While implicit, some of the items call for care and empathy. I would even go so far to say that they promote what I call right-brain oriented acts—acts that reflect connections between people. Others proscribe left-brain acts which tend to be self-directed and are designed to control or manipulate. There is a natural redundancy between those that proscribe and those that prescribe because anything that reduces the dominance of the left raises the role of the right, and vice versa. Some of the items are not relevant today and are not included in the lists, below.
First, the prohibitions (left-brain):
• Do not steal.
• Do not deal deceitfully or falsely (no lies).
• Do not defraud your fellow nor commit robbery.

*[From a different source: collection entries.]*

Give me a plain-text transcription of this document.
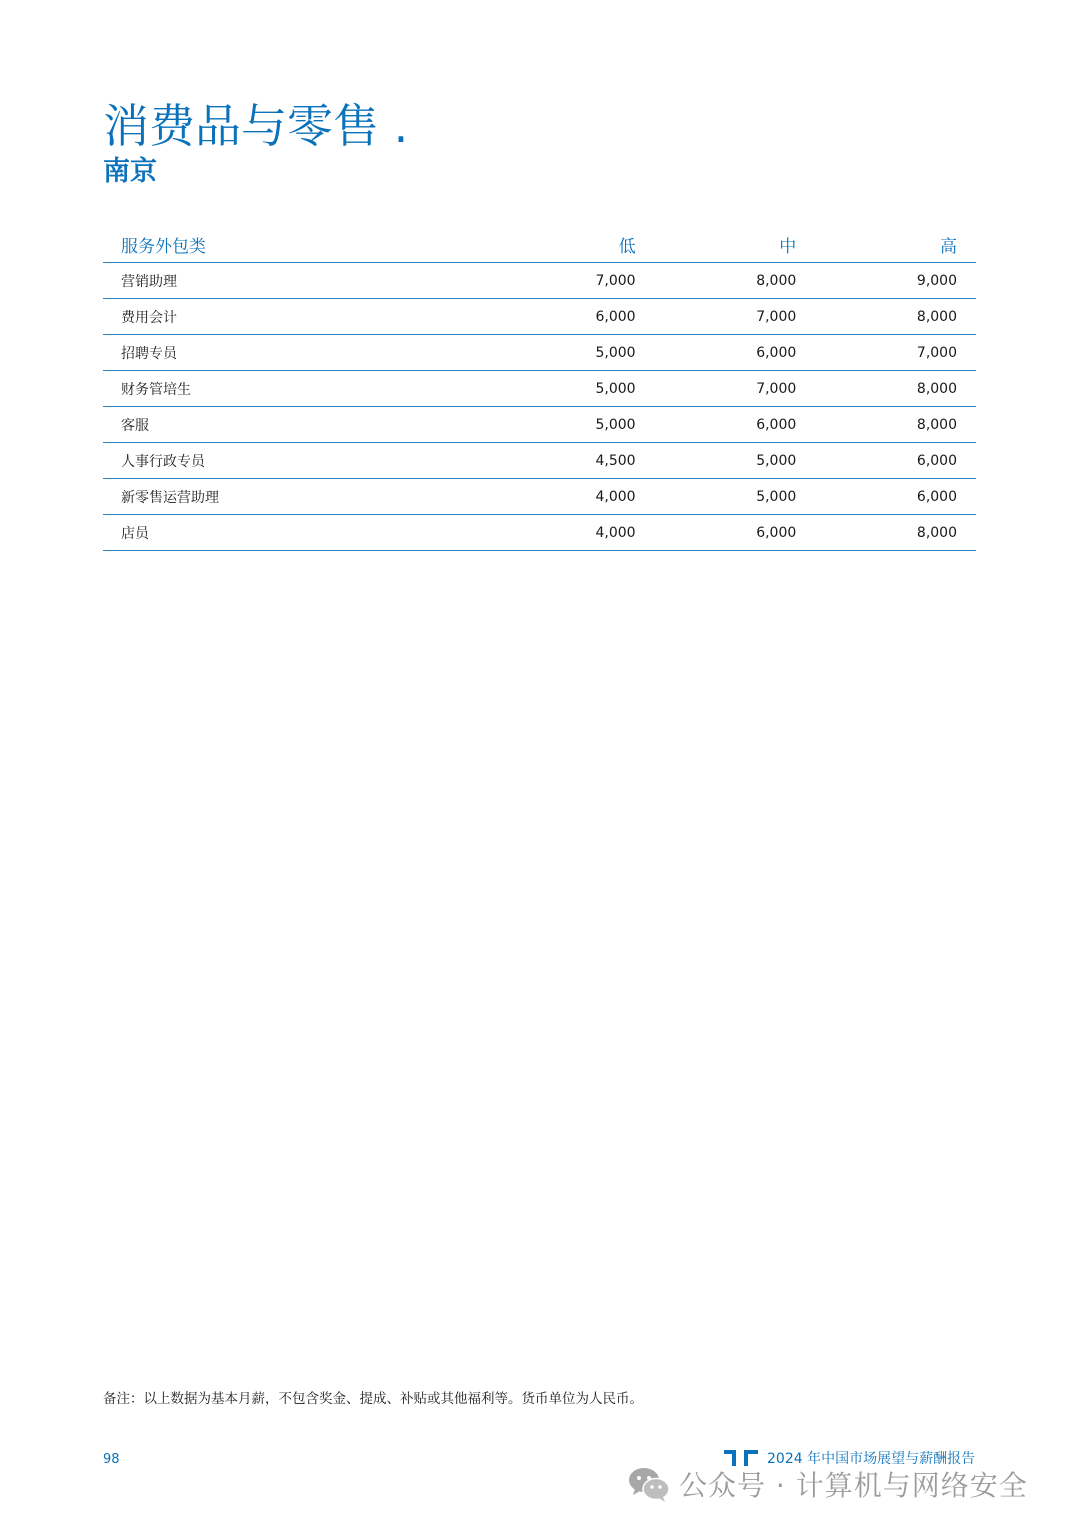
消费品与零售 .
南京
服务外包类	低	中	高
营销助理	7,000	8,000	9,000
费用会计	6,000	7,000	8,000
招聘专员	5,000	6,000	7,000
财务管培生	5,000	7,000	8,000
客服	5,000	6,000	8,000
人事行政专员	4,500	5,000	6,000
新零售运营助理	4,000	5,000	6,000
店员	4,000	6,000	8,000

备注：以上数据为基本月薪，不包含奖金、提成、补贴或其他福利等。货币单位为人民币。

98	2024 年中国市场展望与薪酬报告
公众号 · 计算机与网络安全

• Do not keep [overnight] the wages of those who labor for you. (Don’t stiff your employees.)
• Do not profit at the expense of others.
Next, the ones aimed at engaging the right-brain:
• Decide fairly, neither favoring the poor or bowing to the rich. (Fairness always must account for the context of the situation, a right-brain way of attending to the world)

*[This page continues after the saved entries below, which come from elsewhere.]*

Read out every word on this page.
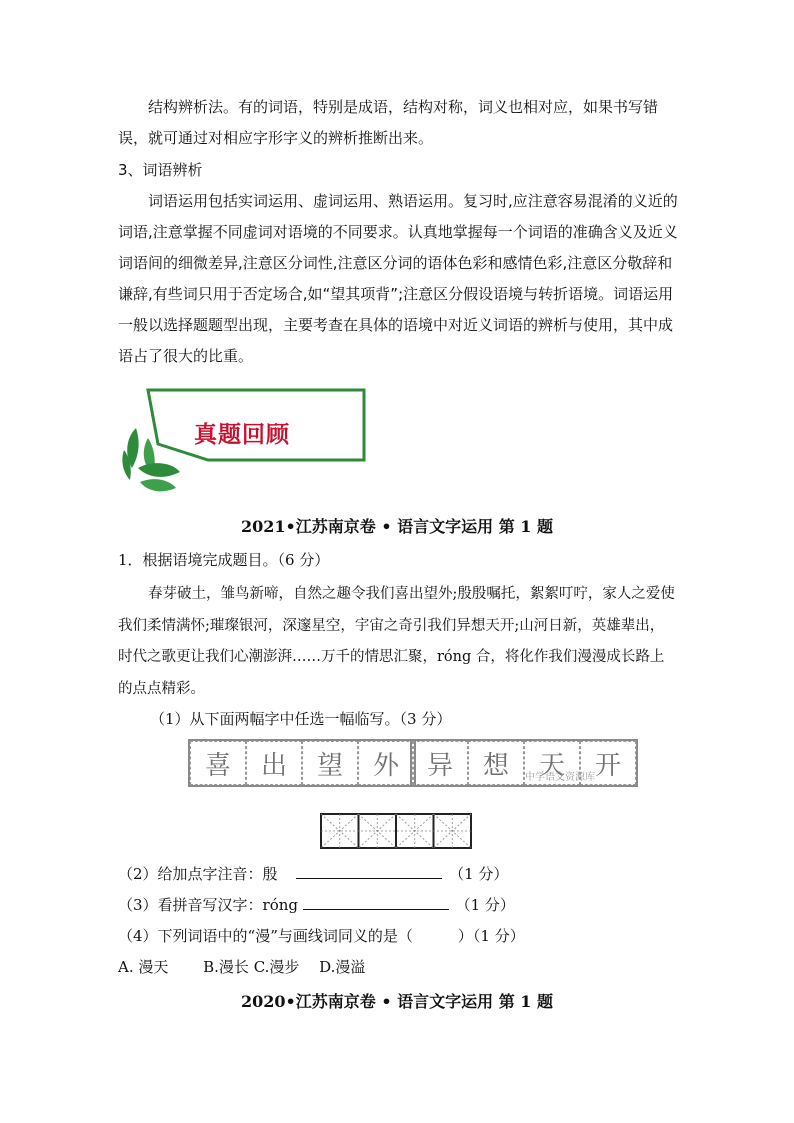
结构辨析法。有的词语，特别是成语，结构对称，词义也相对应，如果书写错误，就可通过对相应字形字义的辨析推断出来。

3、词语辨析

词语运用包括实词运用、虚词运用、熟语运用。复习时,应注意容易混淆的义近的词语,注意掌握不同虚词对语境的不同要求。认真地掌握每一个词语的准确含义及近义词语间的细微差异,注意区分词性,注意区分词的语体色彩和感情色彩,注意区分敬辞和谦辞,有些词只用于否定场合,如“望其项背”;注意区分假设语境与转折语境。词语运用一般以选择题题型出现，主要考查在具体的语境中对近义词语的辨析与使用，其中成语占了很大的比重。

真题回顾
2021•江苏南京卷 • 语言文字运用 第 1 题

1．根据语境完成题目。（6 分）

春芽破土，雏鸟新啼，自然之趣令我们喜出望外;殷殷嘱托，絮絮叮咛，家人之爱使我们柔情满怀;璀璨银河，深邃星空，宇宙之奇引我们异想天开;山河日新，英雄辈出，时代之歌更让我们心潮澎湃……万千的情思汇聚，róng 合，将化作我们漫漫成长路上的点点精彩。

（1）从下面两幅字中任选一幅临写。（3 分）

喜	出	望	外	异	想	天	开
中学语文资源库

（2）给加点字注音：殷	（1 分）

（3）看拼音写汉字：róng	（1 分）

（4）下列词语中的“漫”与画线词同义的是（　　　）（1 分）

A. 漫天　　 B.漫长 C.漫步　 D.漫溢

2020•江苏南京卷 • 语言文字运用 第 1 题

• Do not insult the deaf (or anyone with a disability), nor impede the blind. (Requires empathy)
• Do not hate others in your heart.
• Do not take vengeance nor bear a grudge.
• Take care of the poor and the stranger. (This appears in the text as a directive to leave the gleanings of your crops in the fields, but can be easily brought into our industrial age. Also requires empathy.)
It should be quickly obvious that these rules of holiness apply to the President of the United States as a person, just like me to whom this reading was directed, but, more critically as our highest institutional leader. Yom Kippur offers all Jews an opportunity to clear up instances where we broke any of the first set of rules or failed to abide by the second. The coming election offers all citizens to rid ourselves of a President who shows absolutely no inclination to act according to almost none of these holiness codes that, in this case, serve to express the secular ideals of citizenship in a democracy.